Robert McGrath’s Jamaican Feast
It’s the beginning of a Tex-Jamaican food adventure. Robert McGrath, executive chef of Houston’s Four Seasons Hotel, and I are sitting in Caribbean Cuisine, a bare-bones Bellaire lunch-room filled with a handful of tables and the sound of an oversized calypso beat. Mock pickle barrels with stools make up the seating in a side room that doubles as a West Indian grocery. Noting a countertop TV, McGrath says, “I don’t know how they do it, but they actually have TV reception like they do in Jamaica.”
McGrath was born in Kentucky but grew up in Jamaica, where he first learned to cook. An alumnus of Cordon Bleu in Paris, he returned to the United States (“I lived in the Keys for a while – that was my transition”) and ran kitchens in New York, at the Disneyland Hotel, and at Austin’s Four Seasons. For the past year he has worked at the Houston hotel.

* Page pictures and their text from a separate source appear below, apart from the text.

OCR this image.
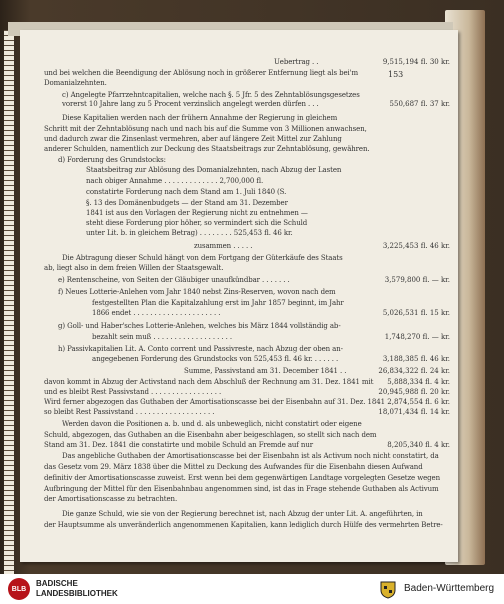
153
Uebertrag . .	9,515,194 fl. 30 kr.
und bei welchen die Beendigung der Ablösung noch in größerer Entfernung liegt als bei'm
Domanialzehnten.
c) Angelegte Pfarrzehntcapitalien, welche nach §. 5 Jfr. 5 des Zehntablösungsgesetzes
vorerst 10 Jahre lang zu 5 Procent verzinslich angelegt werden dürfen . . .	550,687 fl. 37 kr.
Diese Kapitalien werden nach der frühern Annahme der Regierung in gleichem
Schritt mit der Zehntablösung nach und nach bis auf die Summe von 3 Millionen anwachsen,
und dadurch zwar die Zinsenlast vermehren, aber auf längere Zeit Mittel zur Zahlung
anderer Schulden, namentlich zur Deckung des Staatsbeitrags zur Zehntablösung, gewähren.
d) Forderung des Grundstocks:
Staatsbeitrag zur Ablösung des Domanialzehnten, nach Abzug der Lasten
nach obiger Annahme . . . . . . . . . . . . . 2,700,000 fl.
constatirte Forderung nach dem Stand am 1. Juli 1840 (S.
§. 13 des Domänenbudgets — der Stand am 31. Dezember
1841 ist aus den Vorlagen der Regierung nicht zu entnehmen —
steht diese Forderung pior höher, so vermindert sich die Schuld
unter Lit. b. in gleichem Betrag) . . . . . . . . 525,453 fl. 46 kr.
zusammen . . . . .	3,225,453 fl. 46 kr.
Die Abtragung dieser Schuld hängt von dem Fortgang der Güterkäufe des Staats
ab, liegt also in dem freien Willen der Staatsgewalt.
e) Rentenscheine, von Seiten der Gläubiger unaufkündbar . . . . . . .	3,579,800 fl. — kr.
f) Neues Lotterie-Anlehen vom Jahr 1840 nebst Zins-Reserven, wovon nach dem
festgestellten Plan die Kapitalzahlung erst im Jahr 1857 beginnt, im Jahr
1866 endet . . . . . . . . . . . . . . . . . . . . .	5,026,531 fl. 15 kr.
g) Goll- und Haber'sches Lotterie-Anlehen, welches bis März 1844 vollständig ab-
bezahlt sein muß . . . . . . . . . . . . . . . . . . .	1,748,270 fl. — kr.
h) Passivkapitalien Lit. A. Conto corrent und Passivreste, nach Abzug der oben an-
angegebenen Forderung des Grundstocks von 525,453 fl. 46 kr. . . . . . .	3,188,385 fl. 46 kr.
Summe, Passivstand am 31. December 1841 . .	26,834,322 fl. 24 kr.
davon kommt in Abzug der Activstand nach dem Abschluß der Rechnung am 31. Dez. 1841 mit 5,888,334 fl. 4 kr.
und es bleibt Rest Passivstand . . . . . . . . . . . . . . . . .	20,945,988 fl. 20 kr.
Wird ferner abgezogen das Guthaben der Amortisationscasse bei der Eisenbahn auf 31. Dez. 1841 2,874,554 fl. 6 kr.
so bleibt Rest Passivstand . . . . . . . . . . . . . . . . . . .	18,071,434 fl. 14 kr.
Werden davon die Positionen a. b. und d. als unbeweglich, nicht constatirt oder eigene
Schuld, abgezogen, das Guthaben an die Eisenbahn aber beigeschlagen, so stellt sich nach dem
Stand am 31. Dez. 1841 die constatirte und mobile Schuld an Fremde auf nur	8,205,340 fl. 4 kr.
Das angebliche Guthaben der Amortisationscasse bei der Eisenbahn ist als Activum noch nicht constatirt, da
das Gesetz vom 29. März 1838 über die Mittel zu Deckung des Aufwandes für die Eisenbahn diesen Aufwand
definitiv der Amortisationscasse zuweist. Erst wenn bei dem gegenwärtigen Landtage vorgelegten Gesetze wegen
Aufbringung der Mittel für den Eisenbahnbau angenommen sind, ist das in Frage stehende Guthaben als Activum
der Amortisationscasse zu betrachten.
Die ganze Schuld, wie sie von der Regierung berechnet ist, nach Abzug der unter Lit. A. angeführten, in
der Hauptsumme als unveränderlich angenommenen Kapitalien, kann lediglich durch Hülfe des vermehrten Betre-
BLB
BADISCHE
LANDESBIBLIOTHEK	Baden-Württemberg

Although he is best known for his accomplished New Southwestern cuisine, McGrath has never severed his island roots. At the Four Seasons he has created light spring and summer menus in which island briskness meets Texas staple in dishes such as skillet-seared mahimahi on Pecos melon, and lobster-and-mango salad with poblano peppers. Looking for inspiration from an authentically earthy Jamaican lunch, McGrath is planning a meal incorporating island tradition and his own inventive touches. The result illustrates the perfect adaptability of Caribbean cooking to this neck of the woods.
“Texans should find Caribbean food pleasantly familiar, because ideally it’s cooked outside on the grill, it can be spicy, and a successful meal depends on fresh foods,” McGrath says. “The two cuisines are compatible because it’s the same philosophy – food that goes very quickly from field to kitchen to table.”